Galípolo destaca razões estruturais para juros elevados no Brasil

Fernanda Luz

Presidente do Banco Central aponta desafios históricos e peculiaridades do mercado de crédito brasileiro como causas da alta taxa básica de juros

Galípolo aponta que juros elevados no Brasil refletem fatores estruturais, incluindo alta inadimplência no cartão de crédito e desafios históricos da economia.

Contexto histórico da economia brasileira e seus impactos nos juros

Os juros elevados no Brasil são fruto de desafios estruturais que refletem a trajetória econômica do país, conforme apresentado por Gabriel Galípolo, presidente do Banco Central, em palestra realizada na FEA-USP no dia 10 de fevereiro de 2026. Galípolo destacou que, desde a era da industrialização nos anos 1950 até os períodos de inflação elevada nas décadas de 1970 e 1980, a economia brasileira enfrentou obstáculos que moldaram seu atual cenário financeiro.
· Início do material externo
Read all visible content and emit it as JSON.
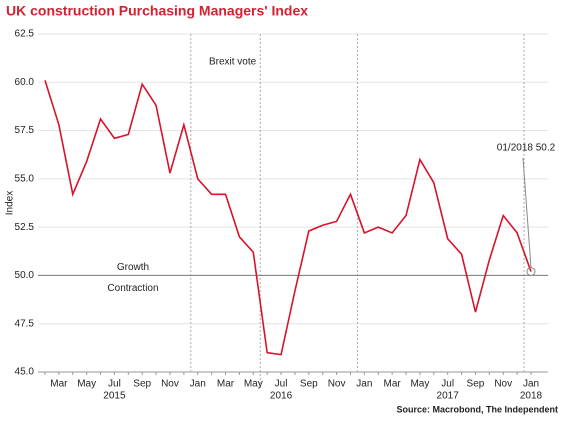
{
  "chart_data": {
    "type": "line",
    "title": "UK construction Purchasing Managers' Index",
    "y_label": "Index",
    "source": "Source: Macrobond, The Independent",
    "categories": [
      null,
      "Mar",
      null,
      "May",
      null,
      "Jul",
      null,
      "Sep",
      null,
      "Nov",
      null,
      "Jan",
      null,
      "Mar",
      null,
      "May",
      null,
      "Jul",
      null,
      "Sep",
      null,
      "Nov",
      null,
      "Jan",
      null,
      "Mar",
      null,
      "May",
      null,
      "Jul",
      null,
      "Sep",
      null,
      "Nov",
      null,
      "Jan"
    ],
    "years": [
      null,
      null,
      null,
      null,
      null,
      "2015",
      null,
      null,
      null,
      null,
      null,
      null,
      null,
      null,
      null,
      null,
      null,
      "2016",
      null,
      null,
      null,
      null,
      null,
      null,
      null,
      null,
      null,
      null,
      null,
      "2017",
      null,
      null,
      null,
      null,
      null,
      "2018"
    ],
    "series": [
      {
        "name": "Index",
        "color": "#d7132b",
        "values": [
          60.1,
          57.8,
          54.2,
          55.9,
          58.1,
          57.1,
          57.3,
          59.9,
          58.8,
          55.3,
          57.8,
          55.0,
          54.2,
          54.2,
          52.0,
          51.2,
          46.0,
          45.9,
          49.2,
          52.3,
          52.6,
          52.8,
          54.2,
          52.2,
          52.5,
          52.2,
          53.1,
          56.0,
          54.8,
          51.9,
          51.1,
          48.1,
          50.8,
          53.1,
          52.2,
          50.2
        ]
      }
    ],
    "ylim": [
      45,
      62.5
    ],
    "yticks": [
      {
        "value": 45,
        "label": "45.0"
      },
      47.5,
      {
        "value": 50,
        "label": "50.0"
      },
      52.5,
      {
        "value": 55,
        "label": "55.0"
      },
      57.5,
      {
        "value": 60,
        "label": "60.0"
      },
      62.5
    ],
    "grid": true,
    "reference_line": {
      "value": 50,
      "above_label": "Growth",
      "below_label": "Contraction"
    },
    "event_annotation": "Brexit vote",
    "point_annotation": "01/2018 50.2"
  }
}
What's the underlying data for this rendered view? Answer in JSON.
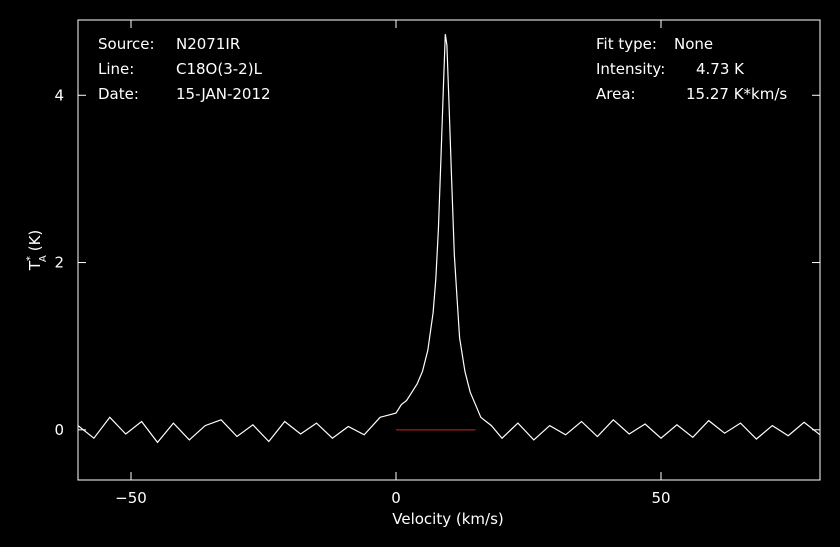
{
  "chart_data": {
    "type": "line",
    "title": "",
    "xlabel": "Velocity (km/s)",
    "ylabel_main": "T",
    "ylabel_sup": "*",
    "ylabel_sub": "A",
    "ylabel_unit": "(K)",
    "xlim": [
      -60,
      80
    ],
    "ylim": [
      -0.6,
      4.9
    ],
    "xticks": [
      -50,
      0,
      50
    ],
    "xtick_labels": [
      "−50",
      "0",
      "50"
    ],
    "yticks": [
      0,
      2,
      4
    ],
    "ytick_labels": [
      "0",
      "2",
      "4"
    ],
    "grid": false,
    "legend": "none",
    "colors": {
      "background": "#000000",
      "spectrum": "#ffffff",
      "baseline": "#cc2222",
      "axes": "#ffffff"
    },
    "baseline": {
      "y": 0,
      "x_range": [
        0,
        15
      ]
    },
    "series": [
      {
        "x": [
          -60,
          -57,
          -54,
          -51,
          -48,
          -45,
          -42,
          -39,
          -36,
          -33,
          -30,
          -27,
          -24,
          -21,
          -18,
          -15,
          -12,
          -9,
          -6,
          -3,
          0,
          1,
          2,
          3,
          4,
          5,
          6,
          7,
          7.5,
          8,
          8.5,
          9,
          9.3,
          9.6,
          10,
          10.5,
          11,
          11.5,
          12,
          13,
          14,
          15,
          16,
          17,
          18,
          20,
          23,
          26,
          29,
          32,
          35,
          38,
          41,
          44,
          47,
          50,
          53,
          56,
          59,
          62,
          65,
          68,
          71,
          74,
          77,
          80
        ],
        "values": [
          0.05,
          -0.1,
          0.15,
          -0.05,
          0.1,
          -0.15,
          0.08,
          -0.12,
          0.05,
          0.12,
          -0.08,
          0.06,
          -0.14,
          0.1,
          -0.05,
          0.08,
          -0.1,
          0.04,
          -0.06,
          0.15,
          0.2,
          0.3,
          0.35,
          0.45,
          0.55,
          0.7,
          0.95,
          1.4,
          1.8,
          2.4,
          3.3,
          4.2,
          4.73,
          4.6,
          3.9,
          3.0,
          2.1,
          1.6,
          1.1,
          0.7,
          0.45,
          0.3,
          0.15,
          0.1,
          0.05,
          -0.1,
          0.08,
          -0.12,
          0.05,
          -0.06,
          0.1,
          -0.08,
          0.12,
          -0.05,
          0.07,
          -0.1,
          0.06,
          -0.09,
          0.11,
          -0.04,
          0.08,
          -0.11,
          0.05,
          -0.07,
          0.09,
          -0.06
        ]
      }
    ]
  },
  "header": {
    "source_label": "Source:",
    "source_value": "N2071IR",
    "line_label": "Line:",
    "line_value": "C18O(3-2)L",
    "date_label": "Date:",
    "date_value": "15-JAN-2012",
    "fit_label": "Fit type:",
    "fit_value": "None",
    "intensity_label": "Intensity:",
    "intensity_value": "4.73 K",
    "area_label": "Area:",
    "area_value": "15.27 K*km/s"
  }
}
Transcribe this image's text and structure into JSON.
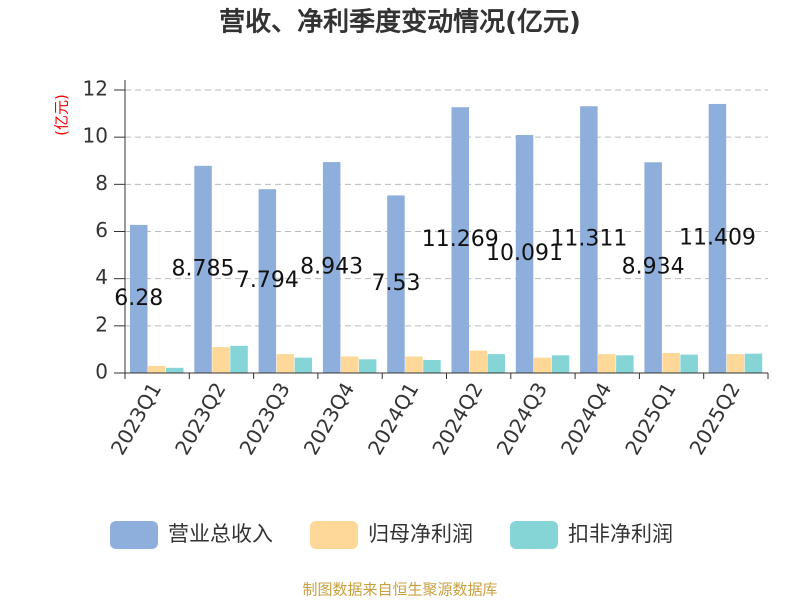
{
  "chart_data": {
    "type": "bar",
    "title": "营收、净利季度变动情况(亿元)",
    "y_label": "(亿元)",
    "source": "制图数据来自恒生聚源数据库",
    "categories": [
      "2023Q1",
      "2023Q2",
      "2023Q3",
      "2023Q4",
      "2024Q1",
      "2024Q2",
      "2024Q3",
      "2024Q4",
      "2025Q1",
      "2025Q2"
    ],
    "series": [
      {
        "name": "营业总收入",
        "color": "#8eaedc",
        "values": [
          6.28,
          8.785,
          7.794,
          8.943,
          7.53,
          11.269,
          10.091,
          11.311,
          8.934,
          11.409
        ]
      },
      {
        "name": "归母净利润",
        "color": "#fdd899",
        "values": [
          0.3,
          1.1,
          0.8,
          0.7,
          0.7,
          0.95,
          0.65,
          0.8,
          0.85,
          0.8
        ]
      },
      {
        "name": "扣非净利润",
        "color": "#86d5d6",
        "values": [
          0.22,
          1.15,
          0.65,
          0.58,
          0.55,
          0.8,
          0.75,
          0.75,
          0.78,
          0.82
        ]
      }
    ],
    "ylim": [
      0,
      12
    ],
    "yticks": [
      0,
      2,
      4,
      6,
      8,
      10,
      12
    ],
    "grid": true
  }
}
Ele ressaltou que o Brasil conviveu com um longo período de inflação de três dígitos, o que é incomum internacionalmente e contribuiu para a complexidade da política monetária nacional. Essa herança econômica torna os juros mais altos uma característica estrutural do país, em contraposição com a percepção de que se trata de um fenômeno conjuntural e temporário.

Paradoxo da taxa de juros elevada, pleno emprego e inflação controlada

Galípolo apontou para uma anomalia presente na economia brasileira: apesar da taxa básica de juros estar em níveis elevados, por volta de 14,75%, o país registra pleno emprego e inflação fora da meta, uma situação que foge aos padrões típicos observados em outras economias. Essa combinação indica que os mecanismos tradicionais, como a Curva de Phillips, não têm funcionado adequadamente no Brasil.

Ele enfatizou que esse cenário desafia não apenas os formuladores de política monetária atuais, mas também gera um desafio para toda uma geração de economistas, que precisa encontrar caminhos para normalizar a política monetária de forma eficaz e sustentável.

Peculiaridades do mercado de crédito brasileiro e inadimplência

Uma das causas estruturais destacadas para os juros elevados é a peculiaridade do mercado de crédito brasileiro, especialmente o uso do cartão de crédito. Galípolo mencionou que a taxa de juros nominal para o cartão de crédito pode alcançar 14,75% ao mês, índice extremamente alto comparado a outras modalidades internacionais.

Ele chamou a atenção para a elevada taxa de inadimplência, que ronda os 60% entre os 40 milhões de usuários do cartão, o que cria uma distorção no funcionamento do crédito e dificulta a transmissão eficaz da política monetária. Segundo Galípolo, esse cenário indica que o mercado de crédito possui falhas estruturais que impactam diretamente a necessidade de manter juros altos para garantir a estabilidade financeira.

Desafios para a política monetária e perspectivas futuras

Para enfrentar esse cenário, o presidente do Banco Central destacou que o Brasil tem aplicado “doses cavalares” de política monetária, utilizando taxas elevadas por períodos prolongados para obter efeitos semelhantes aos alcançados por outros países com taxas significativamente menores.

A normalização da política monetária dependerá de soluções estruturais que envolvem o aprimoramento do sistema financeiro, redução da inadimplência e ajustes na regulação do crédito ao consumidor. Além disso, será necessário considerar o histórico econômico e as especificidades brasileiras para garantir que futuras políticas sejam eficazes sem sacrificar o crescimento econômico.

Importância da comunicação e percepção sobre dívida entre brasileiros

Galípolo também ressaltou que há uma percepção distinta entre os brasileiros sobre o que significa ter dívida. Muitos consumidores não consideram que possuem dívidas enquanto não estiverem em atraso nos pagamentos, mesmo que utilizem o limite do cartão de crédito como uma reserva para emergências. Essa visão influenciaria o comportamento financeiro e a dinâmica da inadimplência, sendo um aspecto a ser considerado nas políticas de crédito e educação financeira.

Esses fatores indicam que a compreensão cultural e comportamental da população sobre finanças pessoais é parte integral do desafio de lidar com os juros elevados no Brasil.